OLPX Surges 25% On Earnings, Then Pulls Back 14%—Could This Be Your Buying Window?
Olaplex (OLPX) released quarterly results on August 6 that were good enough to propel its shares up by as much as 25% to a seven-month high of $2.32. The impressive performance in its specialty retail channel, which saw a 22.4% increase in sales, drove Q2 net sales to $103.9 million, slightly surpassing expectations. Adjusted earnings met the Street’s forecast at 3 cents per share. Additionally, the solid operating performance enabled OLPX to generate $15 million in free cash flow, reducing its net debt by approximately $2 million to $145.2 million.
Crucially, OLPX’s aggregated sell-through trend at key accounts in Q2 remained consistent with the seasonally adjusted trend observed at the end of 2023 and the beginning of this year, signaling a stabilization in demand for its products.
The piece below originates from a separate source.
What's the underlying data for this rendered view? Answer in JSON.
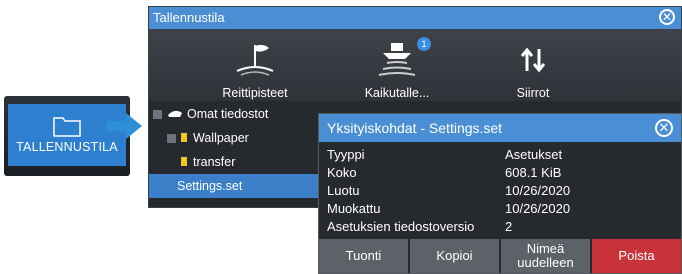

Indeed, following significant declines in net sales and adjusted earnings of 40% and 66% during the first nine months of 2023, the rate of attrition slowed to 15% and 57% in Q4, 13% and 34% in Q1, and 5% and 12% in Q2. And with the midpoint of its reaffirmed outlook for 2024 net sales and adjusted net income of $435-463 million and $87-100 million indicating a return to top-line growth of 5% and much more modest earnings decline of just 3% in the second half of the year, things are clearly continuing to trend in the right direction.
Moreover, market research firm Circana (formerly the NPD Group) once again reported that OLPX held four of the five bestselling prestige hair-care products in the U.S. during Q2. Combined with the benefits from OLPX’s ongoing cost-saving initiatives, these factors suggest a potential return to bottom-line growth in the near future. Given this improving outlook, I think the stock’s 14% pullback from its post-earnings high presents a compelling buying opportunity.